[Python-3000] iostack and Oh Oh

Bill Janssen janssen at parc.com
Sun Dec 3 22:53:58 CET 2006


Phillip Eby writes:
> Why do you *need* to know?  The truth is that you don't need to know if 
> something is "a mapping", you need to know if it does what you want it to 
> do.  And what you want a "mapping" to do may not be the same as what 
> somebody else wants a "mapping" to do, which then leads to problems if two 
> libraries are deciding what to do with an object based on it being "a mapping".

That's when they'd use two different interfaces, of course.

> The thing you're defining as a solution, is actually a source of more 
> problems.  At least when the concept of "mapping" is expressed verbally, 
> everybody *knows* that the term is fuzzy.  Reifying it into an object 
> doesn't actually eliminate the inherent fuzziness -- which is why I 
> proposed a fuzzy interface implementation, btw.

Phillip, now I'm just confused.  I thought you were advocating
changing Python into a really functional language and adding a generic
function mechanism, but now I hear you saying that Python modules
should, practically speaking, always be badly documented.  For
instance, when I see a library function (or method) documented as

  foo (m, f)

  where "m" is a mapping and "f" is a file...

I don't have a clue what I need to pass as "m" and "f".  Will the
function exception on me if I don't implement "values()" in "m"?  Does
"f" need to be seekable, or will it have to support "fileno()"?  How
many of the three different calling modes to "update()" does "m" have
to support?  Does "__setitem__" need to be supported?  What I'd like
to see as documentation is more along the lines of

  foo (types.Mapping m, (types.SeekableStream, types.BinaryOutputStream) f) => types.Integer

and *no* human-readable text giving an inaccurate and incomplete
description of the parameters.  If I could get these kinds of
assurances (on return results as well as on parameters), I think some
of my need for type introspection would disappear.  Someone suggested
the name "contracts" for this, which I think (Eiffel aside) fits very
well.  It's a contract between the writer of the calling code and the
writer of the code being called about what gets passed in and what
gets returned.  There are no pre-condition/post-condition tests in the
Eiffel sense (though there may be invariants), no static type checking
in the Java sense -- just a well-understood agreement.

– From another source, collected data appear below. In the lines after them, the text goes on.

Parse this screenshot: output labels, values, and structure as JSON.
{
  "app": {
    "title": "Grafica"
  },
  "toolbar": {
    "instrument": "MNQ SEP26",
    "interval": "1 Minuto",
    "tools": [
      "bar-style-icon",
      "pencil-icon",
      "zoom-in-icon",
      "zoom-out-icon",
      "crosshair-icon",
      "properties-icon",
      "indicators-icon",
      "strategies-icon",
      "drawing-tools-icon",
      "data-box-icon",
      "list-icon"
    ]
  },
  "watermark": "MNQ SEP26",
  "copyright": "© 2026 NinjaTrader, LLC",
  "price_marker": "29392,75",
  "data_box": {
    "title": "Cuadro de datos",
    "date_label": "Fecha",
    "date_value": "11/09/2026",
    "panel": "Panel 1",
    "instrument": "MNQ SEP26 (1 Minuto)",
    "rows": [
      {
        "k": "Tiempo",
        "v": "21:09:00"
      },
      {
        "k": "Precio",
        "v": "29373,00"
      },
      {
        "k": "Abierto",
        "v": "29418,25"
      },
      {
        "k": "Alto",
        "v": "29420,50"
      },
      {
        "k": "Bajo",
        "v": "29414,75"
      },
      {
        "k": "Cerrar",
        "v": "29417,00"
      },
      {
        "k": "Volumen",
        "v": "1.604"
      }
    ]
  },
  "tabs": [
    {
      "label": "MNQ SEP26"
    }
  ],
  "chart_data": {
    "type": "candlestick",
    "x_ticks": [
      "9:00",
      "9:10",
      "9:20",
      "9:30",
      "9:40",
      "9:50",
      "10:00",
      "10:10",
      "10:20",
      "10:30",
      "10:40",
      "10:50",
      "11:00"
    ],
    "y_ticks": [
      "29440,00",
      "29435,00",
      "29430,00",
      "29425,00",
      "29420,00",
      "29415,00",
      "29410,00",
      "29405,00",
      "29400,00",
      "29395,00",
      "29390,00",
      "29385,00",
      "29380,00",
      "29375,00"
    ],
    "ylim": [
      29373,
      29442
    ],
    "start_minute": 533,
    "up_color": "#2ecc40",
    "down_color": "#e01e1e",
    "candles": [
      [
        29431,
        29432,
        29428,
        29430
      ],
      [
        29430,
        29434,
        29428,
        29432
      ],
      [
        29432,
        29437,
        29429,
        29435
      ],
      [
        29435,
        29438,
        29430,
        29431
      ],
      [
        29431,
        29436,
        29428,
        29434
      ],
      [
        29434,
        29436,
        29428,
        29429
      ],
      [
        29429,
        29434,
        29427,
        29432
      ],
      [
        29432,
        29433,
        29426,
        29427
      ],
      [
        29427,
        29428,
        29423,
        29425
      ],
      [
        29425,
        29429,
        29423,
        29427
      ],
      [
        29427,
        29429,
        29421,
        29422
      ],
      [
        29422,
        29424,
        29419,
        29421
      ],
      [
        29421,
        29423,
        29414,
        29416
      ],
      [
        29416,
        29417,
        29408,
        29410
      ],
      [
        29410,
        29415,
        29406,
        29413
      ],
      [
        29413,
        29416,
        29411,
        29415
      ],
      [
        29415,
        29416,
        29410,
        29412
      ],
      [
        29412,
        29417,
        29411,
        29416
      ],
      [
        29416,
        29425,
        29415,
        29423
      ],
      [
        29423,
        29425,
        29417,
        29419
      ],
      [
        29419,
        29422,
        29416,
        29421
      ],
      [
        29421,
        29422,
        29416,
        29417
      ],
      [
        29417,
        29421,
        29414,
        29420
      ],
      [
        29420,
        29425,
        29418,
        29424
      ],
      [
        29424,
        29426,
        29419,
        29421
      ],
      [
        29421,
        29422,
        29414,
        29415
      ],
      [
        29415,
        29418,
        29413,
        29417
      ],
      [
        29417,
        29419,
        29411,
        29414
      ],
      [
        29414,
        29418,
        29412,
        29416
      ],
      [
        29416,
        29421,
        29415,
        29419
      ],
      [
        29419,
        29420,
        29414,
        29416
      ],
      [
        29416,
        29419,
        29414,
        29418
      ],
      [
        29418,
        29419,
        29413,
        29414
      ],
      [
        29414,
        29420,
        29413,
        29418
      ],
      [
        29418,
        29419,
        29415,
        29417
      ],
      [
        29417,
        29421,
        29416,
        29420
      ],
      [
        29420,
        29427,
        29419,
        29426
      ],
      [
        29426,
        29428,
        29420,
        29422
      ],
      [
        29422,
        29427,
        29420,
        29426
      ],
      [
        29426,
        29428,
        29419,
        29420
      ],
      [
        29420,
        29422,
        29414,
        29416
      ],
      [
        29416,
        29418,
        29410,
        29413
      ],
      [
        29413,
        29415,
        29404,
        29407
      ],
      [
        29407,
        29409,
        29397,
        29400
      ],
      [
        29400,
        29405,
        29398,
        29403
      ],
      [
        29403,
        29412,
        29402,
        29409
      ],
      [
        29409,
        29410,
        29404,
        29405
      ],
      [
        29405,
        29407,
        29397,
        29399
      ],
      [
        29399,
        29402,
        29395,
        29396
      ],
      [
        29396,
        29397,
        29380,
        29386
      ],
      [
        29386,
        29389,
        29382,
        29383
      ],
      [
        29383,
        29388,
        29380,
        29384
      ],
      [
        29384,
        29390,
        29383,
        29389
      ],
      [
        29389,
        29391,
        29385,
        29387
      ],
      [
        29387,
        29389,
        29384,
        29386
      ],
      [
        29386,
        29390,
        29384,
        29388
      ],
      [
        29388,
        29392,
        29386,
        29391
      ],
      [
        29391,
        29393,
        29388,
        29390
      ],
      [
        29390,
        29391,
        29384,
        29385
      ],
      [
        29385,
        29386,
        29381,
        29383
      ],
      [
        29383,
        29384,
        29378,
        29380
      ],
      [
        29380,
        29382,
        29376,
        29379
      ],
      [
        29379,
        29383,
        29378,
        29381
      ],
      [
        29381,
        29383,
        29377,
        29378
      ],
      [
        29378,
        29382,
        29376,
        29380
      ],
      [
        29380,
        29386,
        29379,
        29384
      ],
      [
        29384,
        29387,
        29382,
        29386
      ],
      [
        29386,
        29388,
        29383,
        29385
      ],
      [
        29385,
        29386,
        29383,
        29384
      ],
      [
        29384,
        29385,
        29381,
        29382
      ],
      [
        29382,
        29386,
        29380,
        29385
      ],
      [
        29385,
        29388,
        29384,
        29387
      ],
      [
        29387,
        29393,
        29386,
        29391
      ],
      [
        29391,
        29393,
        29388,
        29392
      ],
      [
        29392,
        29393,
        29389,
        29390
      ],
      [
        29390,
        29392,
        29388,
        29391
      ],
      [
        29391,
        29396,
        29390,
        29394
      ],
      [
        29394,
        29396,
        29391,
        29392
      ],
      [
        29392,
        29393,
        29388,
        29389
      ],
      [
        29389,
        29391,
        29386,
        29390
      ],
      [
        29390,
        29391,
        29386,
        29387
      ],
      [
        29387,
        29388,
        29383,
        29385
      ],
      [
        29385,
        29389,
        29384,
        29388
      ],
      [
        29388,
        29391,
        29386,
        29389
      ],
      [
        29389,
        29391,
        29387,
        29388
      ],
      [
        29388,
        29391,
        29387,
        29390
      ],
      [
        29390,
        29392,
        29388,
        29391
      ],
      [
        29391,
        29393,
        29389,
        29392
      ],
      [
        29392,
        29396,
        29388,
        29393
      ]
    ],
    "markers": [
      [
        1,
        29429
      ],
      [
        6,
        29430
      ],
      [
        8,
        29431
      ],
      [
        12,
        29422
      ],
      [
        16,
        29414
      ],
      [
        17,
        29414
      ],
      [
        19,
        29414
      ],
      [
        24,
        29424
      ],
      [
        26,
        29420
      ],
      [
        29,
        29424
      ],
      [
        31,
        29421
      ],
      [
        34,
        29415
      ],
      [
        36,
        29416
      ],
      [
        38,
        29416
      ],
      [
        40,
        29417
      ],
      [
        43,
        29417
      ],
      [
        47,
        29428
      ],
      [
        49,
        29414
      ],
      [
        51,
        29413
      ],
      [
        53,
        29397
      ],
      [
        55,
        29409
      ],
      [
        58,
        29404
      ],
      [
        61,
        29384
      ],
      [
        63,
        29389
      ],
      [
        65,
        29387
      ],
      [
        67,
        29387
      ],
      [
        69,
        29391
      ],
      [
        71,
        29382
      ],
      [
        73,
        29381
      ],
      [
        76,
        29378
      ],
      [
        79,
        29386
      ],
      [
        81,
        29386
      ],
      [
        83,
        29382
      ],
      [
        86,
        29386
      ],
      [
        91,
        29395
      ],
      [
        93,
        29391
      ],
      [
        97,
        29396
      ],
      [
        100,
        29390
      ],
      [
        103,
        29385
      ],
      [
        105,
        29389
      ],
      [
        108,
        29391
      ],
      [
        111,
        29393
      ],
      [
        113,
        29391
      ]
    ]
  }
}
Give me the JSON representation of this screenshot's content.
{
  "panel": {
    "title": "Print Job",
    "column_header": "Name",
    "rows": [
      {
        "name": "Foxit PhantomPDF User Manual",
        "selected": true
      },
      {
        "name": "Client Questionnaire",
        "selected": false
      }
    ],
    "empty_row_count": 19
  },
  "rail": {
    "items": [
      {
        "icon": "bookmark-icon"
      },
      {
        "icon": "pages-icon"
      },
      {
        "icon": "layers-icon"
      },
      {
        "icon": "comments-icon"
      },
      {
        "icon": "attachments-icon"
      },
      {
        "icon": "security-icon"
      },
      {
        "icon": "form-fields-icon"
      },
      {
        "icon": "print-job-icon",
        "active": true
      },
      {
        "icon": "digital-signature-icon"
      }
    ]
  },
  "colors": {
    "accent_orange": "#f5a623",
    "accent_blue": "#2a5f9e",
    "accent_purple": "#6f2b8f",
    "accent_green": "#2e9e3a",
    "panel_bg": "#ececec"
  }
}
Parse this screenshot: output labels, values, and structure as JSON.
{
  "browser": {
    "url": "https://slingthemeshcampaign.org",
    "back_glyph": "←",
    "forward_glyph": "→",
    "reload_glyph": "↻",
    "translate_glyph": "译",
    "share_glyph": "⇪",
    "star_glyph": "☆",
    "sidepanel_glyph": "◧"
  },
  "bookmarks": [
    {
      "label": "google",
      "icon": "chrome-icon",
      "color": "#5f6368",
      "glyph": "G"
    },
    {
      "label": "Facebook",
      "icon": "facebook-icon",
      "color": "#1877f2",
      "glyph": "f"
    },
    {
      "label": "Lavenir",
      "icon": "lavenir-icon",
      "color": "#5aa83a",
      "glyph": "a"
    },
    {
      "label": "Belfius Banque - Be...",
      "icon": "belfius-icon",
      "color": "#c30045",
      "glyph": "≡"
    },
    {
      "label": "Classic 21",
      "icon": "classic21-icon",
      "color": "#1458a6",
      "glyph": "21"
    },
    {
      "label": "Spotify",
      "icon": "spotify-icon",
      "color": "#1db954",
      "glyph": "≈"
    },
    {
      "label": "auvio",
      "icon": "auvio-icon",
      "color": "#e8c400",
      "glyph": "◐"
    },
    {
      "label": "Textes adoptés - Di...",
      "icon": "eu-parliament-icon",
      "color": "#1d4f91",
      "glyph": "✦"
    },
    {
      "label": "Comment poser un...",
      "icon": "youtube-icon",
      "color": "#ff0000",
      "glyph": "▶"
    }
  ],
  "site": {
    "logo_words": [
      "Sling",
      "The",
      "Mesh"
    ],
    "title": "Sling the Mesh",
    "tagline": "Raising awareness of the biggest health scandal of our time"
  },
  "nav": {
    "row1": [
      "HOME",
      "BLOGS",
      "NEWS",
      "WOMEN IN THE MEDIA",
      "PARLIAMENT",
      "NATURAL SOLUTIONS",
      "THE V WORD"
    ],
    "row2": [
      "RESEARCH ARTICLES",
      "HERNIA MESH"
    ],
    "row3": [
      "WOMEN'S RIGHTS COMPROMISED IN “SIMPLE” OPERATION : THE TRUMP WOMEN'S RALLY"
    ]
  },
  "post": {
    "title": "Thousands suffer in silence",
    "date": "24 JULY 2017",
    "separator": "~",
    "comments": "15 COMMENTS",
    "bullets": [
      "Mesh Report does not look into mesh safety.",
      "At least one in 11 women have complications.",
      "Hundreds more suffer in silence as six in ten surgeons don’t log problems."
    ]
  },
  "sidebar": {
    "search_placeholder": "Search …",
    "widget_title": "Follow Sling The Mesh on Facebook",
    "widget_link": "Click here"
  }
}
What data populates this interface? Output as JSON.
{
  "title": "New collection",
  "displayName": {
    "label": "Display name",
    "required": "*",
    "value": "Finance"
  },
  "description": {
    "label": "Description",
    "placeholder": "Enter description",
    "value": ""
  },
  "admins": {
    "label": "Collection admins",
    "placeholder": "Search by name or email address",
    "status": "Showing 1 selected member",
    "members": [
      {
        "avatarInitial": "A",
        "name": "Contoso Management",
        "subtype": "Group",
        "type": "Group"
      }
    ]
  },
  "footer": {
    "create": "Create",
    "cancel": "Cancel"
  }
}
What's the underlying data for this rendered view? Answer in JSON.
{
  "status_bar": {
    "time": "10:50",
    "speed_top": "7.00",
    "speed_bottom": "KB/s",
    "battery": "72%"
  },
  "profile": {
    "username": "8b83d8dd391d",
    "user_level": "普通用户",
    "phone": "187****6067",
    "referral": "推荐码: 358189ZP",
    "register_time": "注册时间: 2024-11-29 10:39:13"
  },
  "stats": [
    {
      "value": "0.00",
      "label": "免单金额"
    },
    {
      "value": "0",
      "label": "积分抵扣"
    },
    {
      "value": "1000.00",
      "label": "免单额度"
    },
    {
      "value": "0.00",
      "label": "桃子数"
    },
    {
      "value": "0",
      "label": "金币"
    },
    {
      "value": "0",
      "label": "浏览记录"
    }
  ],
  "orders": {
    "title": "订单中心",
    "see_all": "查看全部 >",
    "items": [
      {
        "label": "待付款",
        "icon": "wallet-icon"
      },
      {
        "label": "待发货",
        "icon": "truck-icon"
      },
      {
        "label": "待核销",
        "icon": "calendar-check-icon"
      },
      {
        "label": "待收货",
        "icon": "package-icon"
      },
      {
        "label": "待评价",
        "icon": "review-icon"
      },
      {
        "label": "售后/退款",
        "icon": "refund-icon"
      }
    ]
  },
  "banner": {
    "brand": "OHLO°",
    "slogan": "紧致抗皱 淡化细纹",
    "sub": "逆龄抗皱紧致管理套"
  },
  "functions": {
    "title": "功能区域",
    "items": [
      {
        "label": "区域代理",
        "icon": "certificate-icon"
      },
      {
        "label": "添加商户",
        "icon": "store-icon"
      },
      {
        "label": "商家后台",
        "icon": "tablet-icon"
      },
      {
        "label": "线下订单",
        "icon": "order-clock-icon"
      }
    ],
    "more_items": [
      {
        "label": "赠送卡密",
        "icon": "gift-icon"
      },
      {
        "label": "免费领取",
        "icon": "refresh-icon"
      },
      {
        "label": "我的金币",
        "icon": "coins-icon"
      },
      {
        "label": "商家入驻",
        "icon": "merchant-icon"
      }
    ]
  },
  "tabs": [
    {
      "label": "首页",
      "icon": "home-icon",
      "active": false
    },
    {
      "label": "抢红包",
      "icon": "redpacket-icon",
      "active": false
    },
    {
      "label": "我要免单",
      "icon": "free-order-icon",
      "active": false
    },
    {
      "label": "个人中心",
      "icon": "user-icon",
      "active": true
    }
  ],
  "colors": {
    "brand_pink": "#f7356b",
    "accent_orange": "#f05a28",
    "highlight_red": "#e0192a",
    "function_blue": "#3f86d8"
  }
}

> If you want to be specific, refer to operations.

I agree that in some Utopian wonderland, that would (for the most
part) fix the problem.  But the reality is that (a) we don't have good
ways of talking about collections of operations, and (b) most
programmers would rather write code than write documentation, and (c)
lots of library implementors don't really know what operations are
required because they themselves call poorly documented library
functions.  So few if any writers are actually going to *get* specific
by referring to operations.  That's why interface names help; they let
us refer to bundles of operations, as well as any semantics for that
bundle that aren't captured by the operation signatures, in a few
keystrokes.  And because of (b), documentation that *looks* like code
is more likely to be written.

> So, we should have fuzzy interfaces, that reflect our fuzzy notions of 
> "mapping", and do not require that an object implement the whole of an 
> interface,

I think that's an unworkable idea, and (sorry) I think it really holds
Python back.  People's "fuzzy notions" of what's in a "mapping"
differ; but code has a very unforgiving idea of what it wants.  What
we need are precise ways of talking about very exact specifications,
that still work well with the fuzziness of ordinary human thought.

> just like our fuzzy notion of "bird" does not require that all 
> birds fly, even though most of them do.

That's why "big" interfaces are composed through inheritance of
smaller interfaces, just as the bird class "Aves" contains more than
two dozen orders (and more than 8,000 species).